A few years ago, the RSA Conference charged people $100 for a replacement badge, which is far cheaper than a second membership. So the fraud remained. (At least, I assume it did. I don’t know anything about how prevalent this kind of fraud was at RSA.)
Last year, the RSA Conference tried to further limit these types of fraud by putting people’s photographs on their badges. Clever idea, but difficult to implement.
For this to work, though, guards need to match photographs with faces. This means that either 1) you need a lot more guards at entrance points, or 2) the lines will move a lot slower. Actually, far more likely is 3) no one will check the photographs.
And it was an expensive solution for the RSA Conference. They needed the equipment to put the photos on the badges. Registration was much slower. And pro-privacy people objected to the conference keeping their photographs on file.
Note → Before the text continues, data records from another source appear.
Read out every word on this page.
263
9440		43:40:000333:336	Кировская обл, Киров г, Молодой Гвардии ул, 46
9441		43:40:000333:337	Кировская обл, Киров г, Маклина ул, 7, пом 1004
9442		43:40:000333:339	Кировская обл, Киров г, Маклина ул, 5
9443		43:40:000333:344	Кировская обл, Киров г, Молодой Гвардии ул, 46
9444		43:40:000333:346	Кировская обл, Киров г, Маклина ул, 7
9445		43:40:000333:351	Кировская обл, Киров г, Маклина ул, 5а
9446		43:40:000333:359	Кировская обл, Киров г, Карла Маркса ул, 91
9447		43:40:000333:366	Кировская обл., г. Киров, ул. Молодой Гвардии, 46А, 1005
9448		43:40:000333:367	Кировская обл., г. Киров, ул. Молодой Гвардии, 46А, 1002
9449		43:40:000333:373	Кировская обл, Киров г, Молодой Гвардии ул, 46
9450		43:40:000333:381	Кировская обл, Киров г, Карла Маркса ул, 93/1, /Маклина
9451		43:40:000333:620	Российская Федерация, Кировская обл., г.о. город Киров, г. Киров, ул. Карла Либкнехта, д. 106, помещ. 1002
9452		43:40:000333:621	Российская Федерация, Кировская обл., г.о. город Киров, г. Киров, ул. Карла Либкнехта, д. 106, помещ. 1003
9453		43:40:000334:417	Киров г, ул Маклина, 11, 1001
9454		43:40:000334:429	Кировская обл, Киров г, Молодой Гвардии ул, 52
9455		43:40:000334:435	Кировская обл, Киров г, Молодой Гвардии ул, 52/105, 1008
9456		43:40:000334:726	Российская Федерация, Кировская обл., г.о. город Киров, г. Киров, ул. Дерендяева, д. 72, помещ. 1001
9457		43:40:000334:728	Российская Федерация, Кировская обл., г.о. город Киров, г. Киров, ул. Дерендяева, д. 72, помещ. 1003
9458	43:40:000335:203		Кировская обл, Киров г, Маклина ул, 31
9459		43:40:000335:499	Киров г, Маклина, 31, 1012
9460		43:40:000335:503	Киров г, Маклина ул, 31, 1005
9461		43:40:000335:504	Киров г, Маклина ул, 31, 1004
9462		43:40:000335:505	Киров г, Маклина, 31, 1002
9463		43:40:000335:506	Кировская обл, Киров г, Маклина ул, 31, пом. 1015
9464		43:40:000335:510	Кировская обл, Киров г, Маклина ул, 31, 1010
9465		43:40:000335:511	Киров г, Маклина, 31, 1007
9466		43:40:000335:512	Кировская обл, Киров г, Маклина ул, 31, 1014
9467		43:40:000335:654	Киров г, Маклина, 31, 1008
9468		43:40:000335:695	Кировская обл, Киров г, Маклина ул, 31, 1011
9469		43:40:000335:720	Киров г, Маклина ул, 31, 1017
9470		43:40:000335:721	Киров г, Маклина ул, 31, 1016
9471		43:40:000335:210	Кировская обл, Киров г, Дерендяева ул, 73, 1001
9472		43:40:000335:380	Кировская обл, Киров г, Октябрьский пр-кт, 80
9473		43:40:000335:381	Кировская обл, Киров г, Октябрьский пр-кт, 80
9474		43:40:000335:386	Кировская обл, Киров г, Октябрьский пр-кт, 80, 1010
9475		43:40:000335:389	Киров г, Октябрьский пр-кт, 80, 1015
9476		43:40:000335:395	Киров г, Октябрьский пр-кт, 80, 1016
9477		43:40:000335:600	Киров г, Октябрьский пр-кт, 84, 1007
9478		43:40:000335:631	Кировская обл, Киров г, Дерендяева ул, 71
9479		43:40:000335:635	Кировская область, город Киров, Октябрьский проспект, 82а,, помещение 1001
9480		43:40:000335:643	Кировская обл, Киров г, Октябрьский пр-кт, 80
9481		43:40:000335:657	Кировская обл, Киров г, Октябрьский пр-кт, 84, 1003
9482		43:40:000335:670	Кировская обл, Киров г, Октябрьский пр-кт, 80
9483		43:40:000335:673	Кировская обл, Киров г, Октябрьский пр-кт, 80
This year, the RSA Conference solved the problem through economics:
If you lose your badge and/or badge holder, you will be required to purchase a new one for a fee of $1,895.00.
Look how clever this is. Instead of trying to solve this particular badge fraud problem through security, they simply moved the problem from the conference to the attendee. The badges still have that $1,895 value, but now if it’s stolen and used by someone else, it’s the attendee who’s out the money. As far as the RSA Conference is concerned, the security risk is an externality.
Note that from an outside perspective, this isn’t the most efficient way to deal with the security problem. It’s likely that the cost to the RSA Conference for centralized security is less than the aggregate cost of all the individual security measures. But the RSA Conference gets to make the trade-off, so they chose a solution that was cheaper for them.
Of course, it would have been nice if the conference provided a slightly more secure attachment point for the badge holder than a thin strip of plastic. But why should they? It’s not their problem anymore.